Parental fueds are going to wreck my relationship
Hi, sorry to be a bother but since everyone was such a great help in my last posts I was hoping I could get some help on this one as I have no idea what to do.
My parents have been fighting a lot recently and I'm having that constant niggling feeling that they might separate. It's been a worry for me for a little while, but I never took it to that much consideration because I figured that maybe they'd be better apart if they're so unhappy together; but recently things have been going really well for me, better than they have in years. I finally managed to get back on track with my studies and going to study a really exciting Biomedical course in September and I fell in love with a wonderful guy who loves me too. I know it's really selfish of me to think this way, but I already know the consequences if they split; my mother will want to go back to her first home and expect me to come with her and I'll have to leave everything behind. However, if they stay together, they'll just keep being unhappy.
I want them both to be happy, but I can't leave everything now when I have so much to hold on to.

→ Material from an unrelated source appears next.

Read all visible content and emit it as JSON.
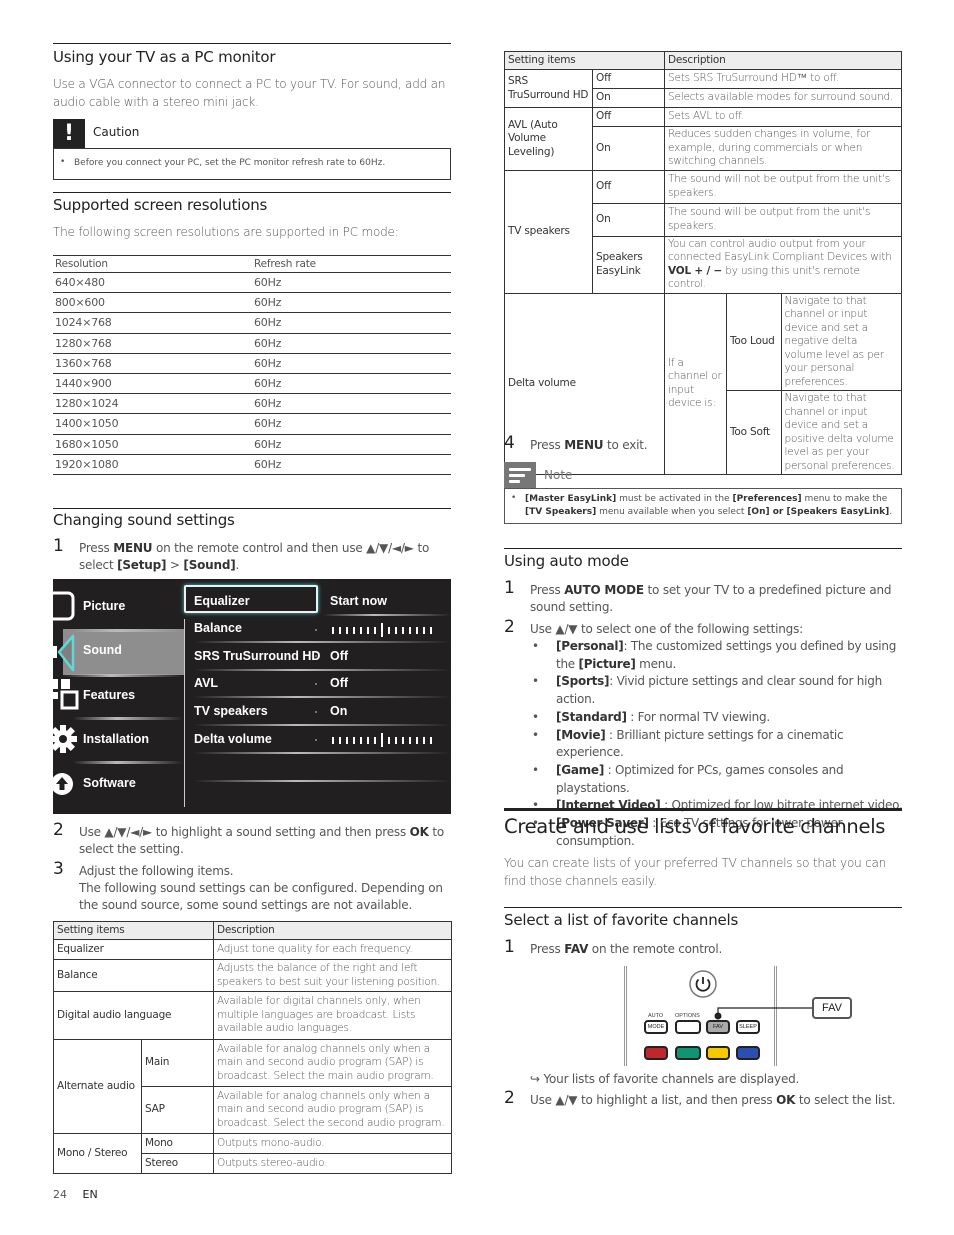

My boyfriend and I are already coping with long-distance as he goes to a university two hours away, but we work around it by spending every weekend together and keeping in contact every day - however, it's going to be a lot more difficult if my mum expects me to go to a different country with her. I love my mother dearly, my father too, but it'll be too difficult for me to adjust to the move and I know I'm going to be miserable. I know I'm being really self-centered and inconsiderate of her feelings but isn't there another way around this so we can all be happy?
Thanks in advance, I really really appreciate it.